Associated anomalies. Ventricular septal defects are the most common associated cardiac lesion, and occur in 80% of cases. Although they may occur anywhere, the typical ventricular septal defect is large and subpulmonary and is associated with virtual absence of the membranous septum (perimembranous). The ventricular septal defect is bounded by the pulmonary annulus superiorly, the mitral ring posteriorly, the outlet septum anteriorly, and the muscular septum inferiorly. This perimembranous ventricular septal defect therefore usually lies within the Y of the septal band and beneath the outlet septum. The ventricular septal defect is not infrequently narrowed or nearly closed by an aneurysm of the membranous septum or valvar excrescence from the left-sided tricuspid valve.

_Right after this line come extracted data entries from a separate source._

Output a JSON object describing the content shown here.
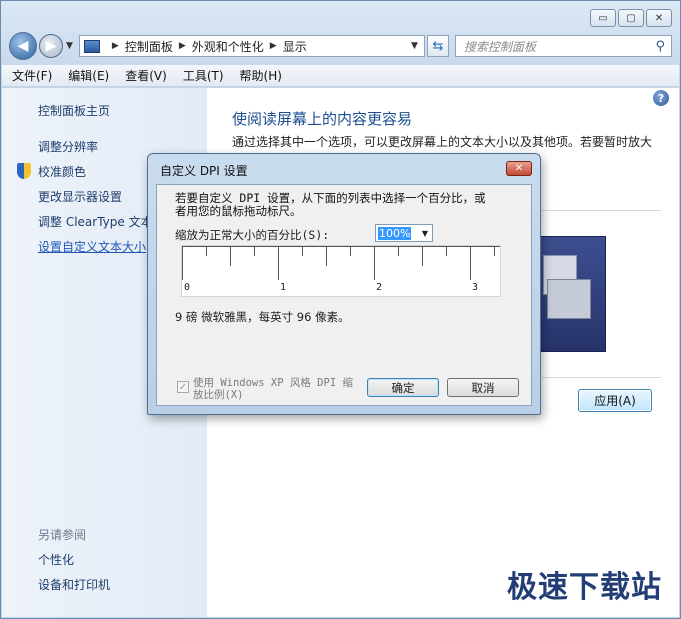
{
  "window": {
    "caption": {
      "minimize": "▭",
      "maximize": "▢",
      "close": "✕"
    }
  },
  "navbar": {
    "breadcrumb": [
      "控制面板",
      "外观和个性化",
      "显示"
    ],
    "search_placeholder": "搜索控制面板"
  },
  "menubar": {
    "items": [
      "文件(F)",
      "编辑(E)",
      "查看(V)",
      "工具(T)",
      "帮助(H)"
    ]
  },
  "left_pane": {
    "home": "控制面板主页",
    "items": [
      "调整分辨率",
      "校准颜色",
      "更改显示器设置",
      "调整 ClearType 文本",
      "设置自定义文本大小"
    ],
    "see_also_title": "另请参阅",
    "see_also": [
      "个性化",
      "设备和打印机"
    ]
  },
  "main": {
    "title": "使阅读屏幕上的内容更容易",
    "description": "通过选择其中一个选项，可以更改屏幕上的文本大小以及其他项。若要暂时放大",
    "apply_label": "应用(A)",
    "help": "?"
  },
  "dialog": {
    "title": "自定义 DPI 设置",
    "close": "✕",
    "instruction": "若要自定义 DPI 设置，从下面的列表中选择一个百分比，或者用您的鼠标拖动标尺。",
    "scale_label": "缩放为正常大小的百分比(S):",
    "scale_value": "100%",
    "ruler_labels": [
      "0",
      "1",
      "2",
      "3"
    ],
    "font_sample": "9 磅 微软雅黑，每英寸 96 像素。",
    "xp_checkbox_label": "使用 Windows XP 风格 DPI 缩放比例(X)",
    "xp_checkbox_checked": true,
    "ok_label": "确定",
    "cancel_label": "取消"
  },
  "watermark": "极速下载站",
  "colors": {
    "link": "#1f57b7",
    "title_blue": "#1d4f91",
    "close_red": "#c34a34"
  }
}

Pulmonary outflow tract The pulmonary valve arises from the right-sided morphologically left ventricle, and is wedged in between the mitral and tricuspid valve. Pulmonary outflow tract obstruction is not uncommon and is usually subpulmonary, sometimes associated with a valvar deformity. Subpulmonary stenosis may be due to a subvalvar membrane that is adherent to the right-sided mitral valve, or to a frank aneurysmal bulging of the membranous septum into the posterior part of the outflow tract with or without a ventricular septal defect. Less severe obstruction is usually due to fibrous tags (valvar excrescence) attached to the left ventricular-pulmonary artery junction ("annulus"), or membranous septum, or the right-sided mitral valve; or to valvar excrescence projecting through a ventricular septal defect from the left-sided tricuspid valve.

Tricuspid valve abnormalities are extremely common, occurring in perhaps as many as 90% of cases. In most cases, there is leaflet dysplasia with abnormal, thickened chordal attachments of septal and posterior leaflets., and in a minority there is a true Ebstein-like deformity in which the septal leaflet is displaced downward and some of the left ventricle appears atrialized.

Treatment

Repair of ventricular septal defect. The right atrium is opened and the ventricular septal defect is viewed through the mitral valve. Improved exposure can be achieved by either incising the base of the septal leaflet of the mitral valve near the superior commissure and retracting the leaflet upwards, or alternatively, by repairing the ventricular septal defect through the aorta. The subpulmonary tract is examined, and unless the pulmonary valve itself is stenotic or there are valvar excrescence obstructing the subvalvar area, little can be done to improve the obstruction short of placing a valved extracardiac conduit. However, if the pulmonary blood flow has been large (Qp:Qs > than 2.0 preoperatively), even a 50 mm Hg gradient does not necessarily indicate the need for a conduit. With ablation of the left-to-right shunt by closure of the large ventricular septal defect, the right-sided left ventricle pressures will usually fall appreciably. The margins of the ventricular septal defect are studied. The location of the anterior AV node and bundle of His arching over the subpulmonary outflow tract and passing anterior to the ventricular septal defect are understood. The repair is made by keeping the sutures on the left (right ventricle) side of the defect.